Take an emotional journey to get you where you want to be

What’s your story?
When I start working with creative leaders, the first thing I look for is their story, my clients are my heroes, so their hero’s journey is vital. So many different and specific questions bring us to the bottom line – what’s your story? Their story reveals what I need to know about them, their family, and their business. The first step would be – to re-write that story to fit the vision of who you want to be at the end of our work together and then live up to it.
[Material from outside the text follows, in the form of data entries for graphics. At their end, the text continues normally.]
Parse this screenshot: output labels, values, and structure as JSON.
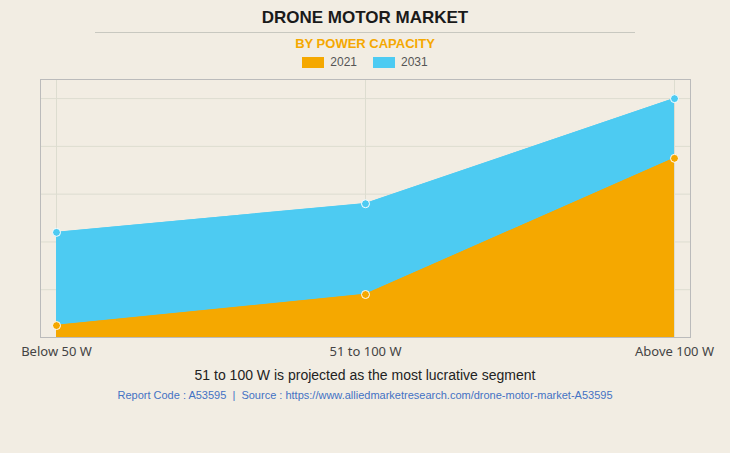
{
  "chart_data": {
    "type": "area",
    "title": "DRONE MOTOR MARKET",
    "subtitle": "BY POWER CAPACITY",
    "caption": "51 to 100 W is projected as the most lucrative segment",
    "footer": "Report Code : A53595  |  Source : https://www.alliedmarketresearch.com/drone-motor-market-A53595",
    "categories": [
      "Below 50 W",
      "51 to 100 W",
      "Above 100 W"
    ],
    "series": [
      {
        "name": "2021",
        "color": "#F5A800",
        "values": [
          0.05,
          0.18,
          0.75
        ]
      },
      {
        "name": "2031",
        "color": "#4DCBF2",
        "values": [
          0.44,
          0.56,
          1.0
        ]
      }
    ],
    "ylim": [
      0,
      1.08
    ],
    "yticks": [
      0.2,
      0.4,
      0.6,
      0.8,
      1.0
    ],
    "grid": true,
    "legend": "top",
    "marker": "circle",
    "tick_labels": "x"
  }
}
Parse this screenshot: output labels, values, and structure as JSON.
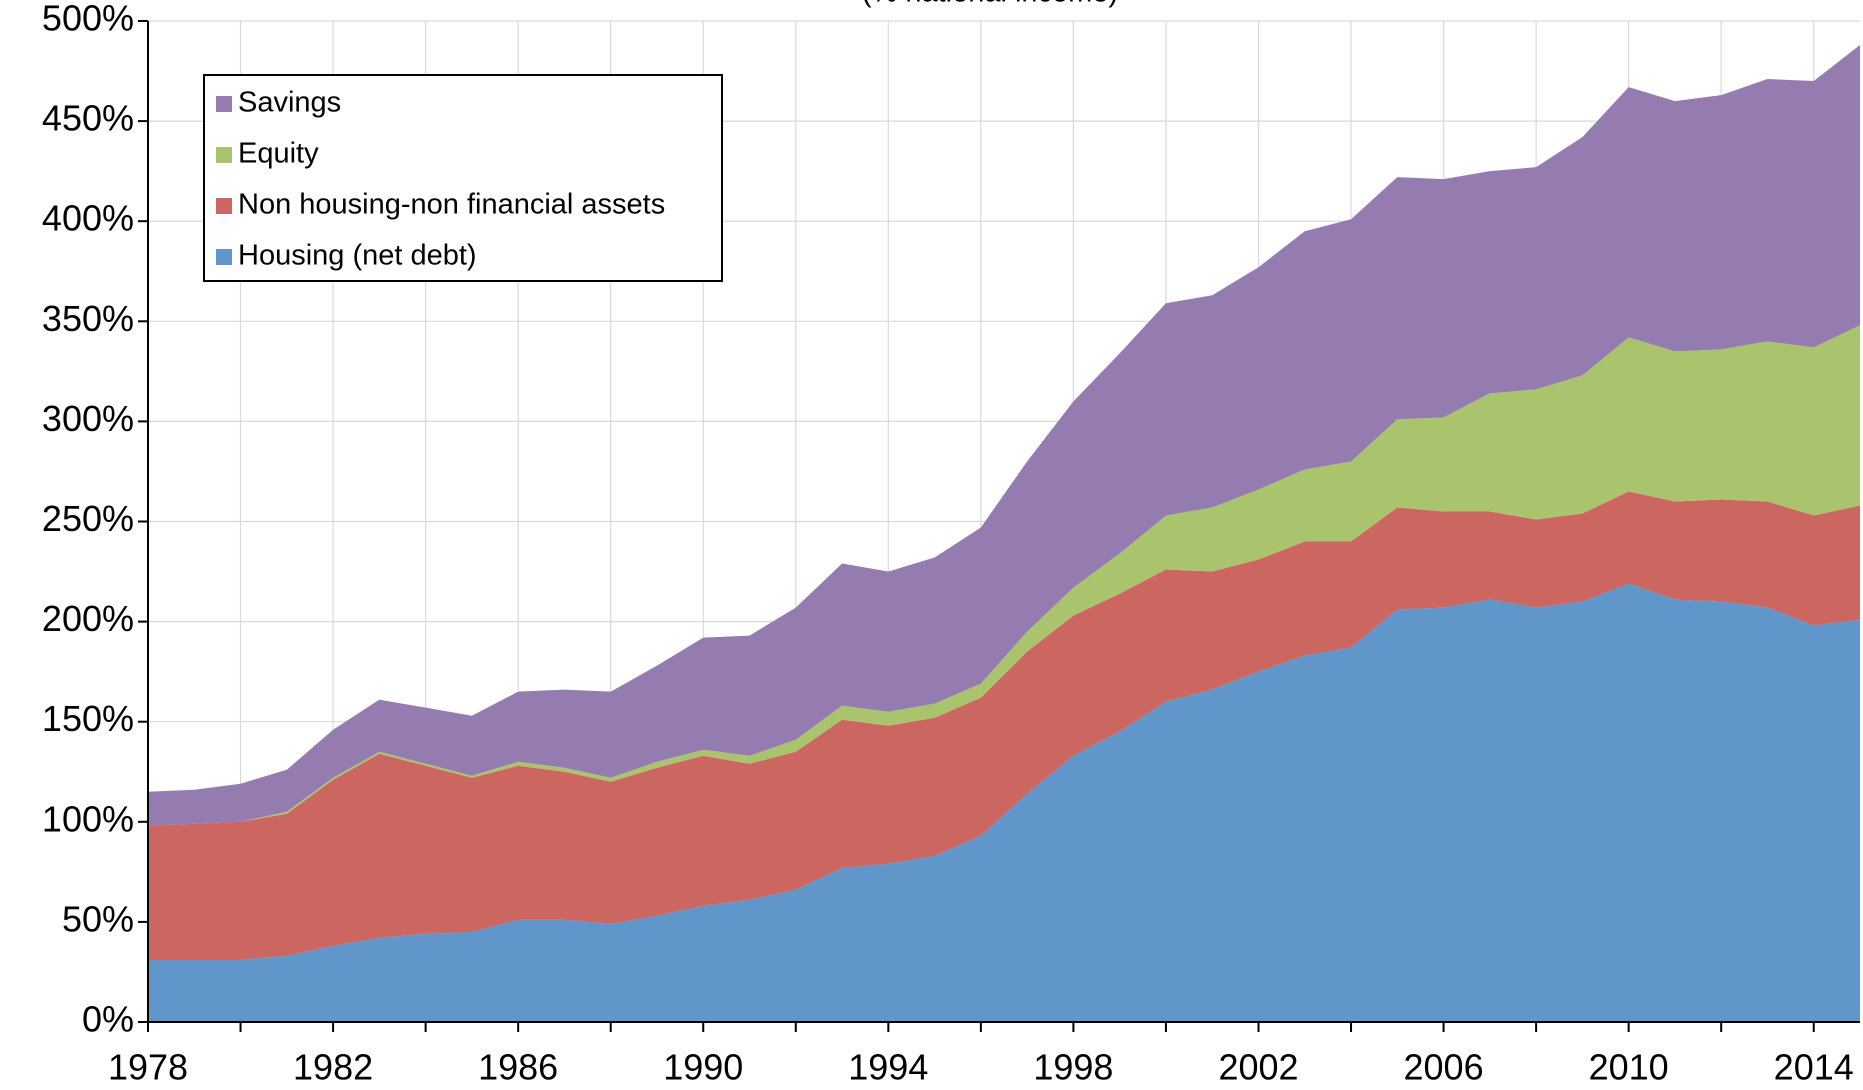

It can be worth our while to listen to great storytellers and learn some of their trade secrets. What I find especially useful is what makes a story stick and remain in our minds and hearts for many years after we hear it. That’s the kind of story you want to tell and listen to again and again.
What Matthew Dicks says about storytelling:
“Great storytelling isn’t a single thing…The best ones take you on an emotional journey, always landing somewhere in the heart that leaves an indelible mark…” from the book Storyworthy: Engage, Teach, Persuade and change your life through the power of storytelling.
What Brian McDonald says about storytelling is: “Stories are not complicated. They are, in fact deceptively simple. But like anything simple. they are difficult to create” “The stories that tend to stick to our bones are those that teach us something.”
From the book Invisible Ink: a practical guide to Building Stories that resonate
In the circus, it goes like this
For more than 25 years, I’ve been working with students, individual artists, companies, and my own company on creating circus acts and performances that resonate.
The first step is to write the vision for the piece. That would be the “Story.” It’s not told with words, eventually when it meets the audience, but it has Drama and is what Matthew Dicks calls an “emotional journey.” If it’s not, it doesn’t “stick to your bones”, it’s just a sequence of figures organized in a certain way… You’ve seen one; you’ve seen them all…
So for years, I heard myself say – “What’s the emotional build-up? What’s the emotional journey you’re taking your audience on?”
I don’t care how long the act is, it can be 3 minutes, but if it doesn’t take us somewhere emotionally, it won’t resonate.
Everything we do is storytelling
Working with creative leaders in art, education, or business, is fundamentally the same. First, you write the “Story,” your vision. If you want it to stick, it has to be an emotional journey. For it to resonate with your team, board of directors, customers, and clients, you must keep the story alive. When you keep the story alive, the business stays alive too.
Think about your family, it has a story, an emotional one, it keeps you together, and the story lives on in the minds of all the members of your family. Older members tell it to the younger generations, and that’s how humanity is kept alive and evolving.
We pass stories from one generation to the next. That’s the nature of cultural evolution.
Looking at things this way can change your perspective.